The Face That Carries
by Sara Fernandes
When there is nowhere to go, the only way is backwards.
I stopped by the same cafe of always, this afternoon.
Glass walls, yesterday’s chocolate croissant
And some tea.
It was there I remembered you
because I wanted to think of good things.
I have your card pinned to my cork board.
Your flower dried, lost its last petal and,
when I stand in the middle of the room,
I’m like the beast who couldn’t learn to fall in love,
not even with extra time, not even across the sky, flying,
country to country, not even with my souvenir of being alive
sitting on my dresser, begging something in me
to open, or fall, or do anything that’s like moving.
You said your ex emailed you, saying she still loves you.
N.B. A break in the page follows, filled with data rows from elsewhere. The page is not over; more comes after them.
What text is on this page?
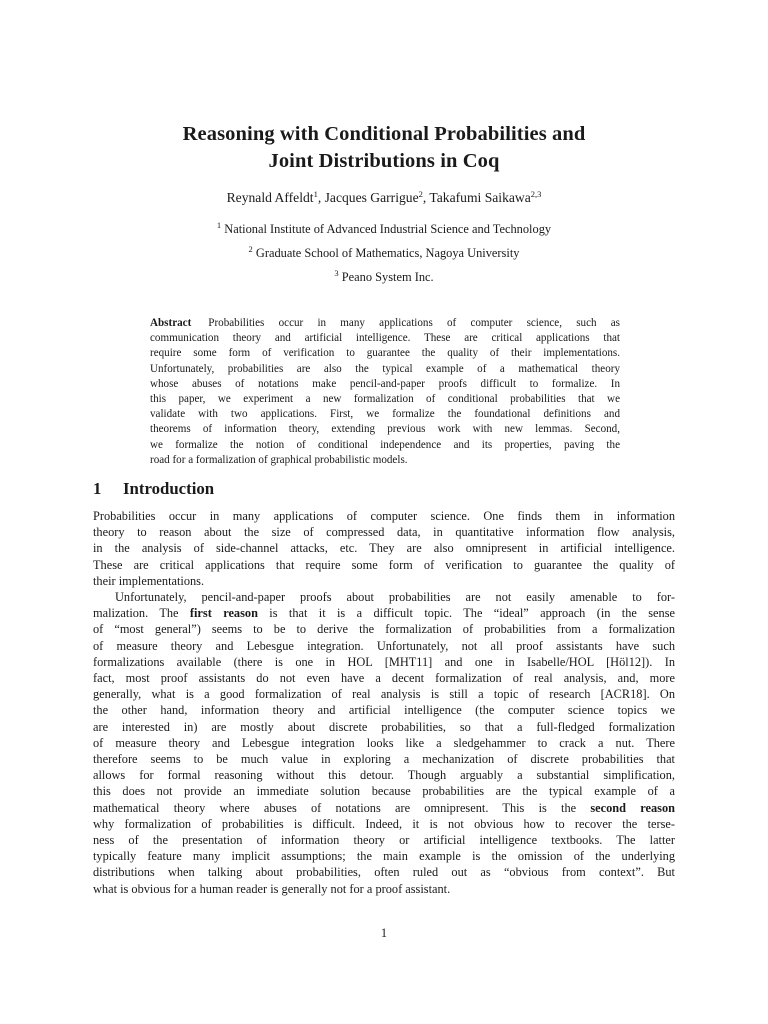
Reasoning with Conditional Probabilities and
Joint Distributions in Coq
Reynald Affeldt$^1$, Jacques Garrigue$^2$, Takafumi Saikawa$^{2,3}$
$^1$ National Institute of Advanced Industrial Science and Technology
$^2$ Graduate School of Mathematics, Nagoya University
$^3$ Peano System Inc.
Abstract Probabilities occur in many applications of computer science, such as
communication theory and artificial intelligence. These are critical applications that
require some form of verification to guarantee the quality of their implementations.
Unfortunately, probabilities are also the typical example of a mathematical theory
whose abuses of notations make pencil-and-paper proofs difficult to formalize. In
this paper, we experiment a new formalization of conditional probabilities that we
validate with two applications. First, we formalize the foundational definitions and
theorems of information theory, extending previous work with new lemmas. Second,
we formalize the notion of conditional independence and its properties, paving the
road for a formalization of graphical probabilistic models.
1 Introduction
Probabilities occur in many applications of computer science. One finds them in information
theory to reason about the size of compressed data, in quantitative information flow analysis,
in the analysis of side-channel attacks, etc. They are also omnipresent in artificial intelligence.
These are critical applications that require some form of verification to guarantee the quality of
their implementations.
Unfortunately, pencil-and-paper proofs about probabilities are not easily amenable to for-
malization. The first reason is that it is a difficult topic. The “ideal” approach (in the sense
of “most general”) seems to be to derive the formalization of probabilities from a formalization
of measure theory and Lebesgue integration. Unfortunately, not all proof assistants have such
formalizations available (there is one in HOL [MHT11] and one in Isabelle/HOL [Höl12]). In
fact, most proof assistants do not even have a decent formalization of real analysis, and, more
generally, what is a good formalization of real analysis is still a topic of research [ACR18]. On
the other hand, information theory and artificial intelligence (the computer science topics we
are interested in) are mostly about discrete probabilities, so that a full-fledged formalization
of measure theory and Lebesgue integration looks like a sledgehammer to crack a nut. There
therefore seems to be much value in exploring a mechanization of discrete probabilities that
allows for formal reasoning without this detour. Though arguably a substantial simplification,
this does not provide an immediate solution because probabilities are the typical example of a
mathematical theory where abuses of notations are omnipresent. This is the second reason
why formalization of probabilities is difficult. Indeed, it is not obvious how to recover the terse-
ness of the presentation of information theory or artificial intelligence textbooks. The latter
typically feature many implicit assumptions; the main example is the omission of the underlying
distributions when talking about probabilities, often ruled out as “obvious from context”. But
what is obvious for a human reader is generally not for a proof assistant.
1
I think of you together, on the big bed, and I’m not jealous,
because I love the way you love anything,
the way you reach for things too afraid to reach you first,
but silently begging. I think of you as I think of life –
Abstractly, non-attached, widely grateful
for a feeling, for how your face carries in it
the whole of the city and my warmest summer.
I pieced together the dead flower, today, but
physics says the only way backwards is on the mind.
A consolation: I think of you every winter.
When there is nowhere to go,
you are always where I want to go.
—
Lover of writing, painting, anything-artistic, Sara Fernandes grew up with her feet in a small town near Lisbon, Portugal and her head up in the clouds. At the age of 11, she decided to teach herself the English language and she has been writing about all the unusual things that happen to her ever since.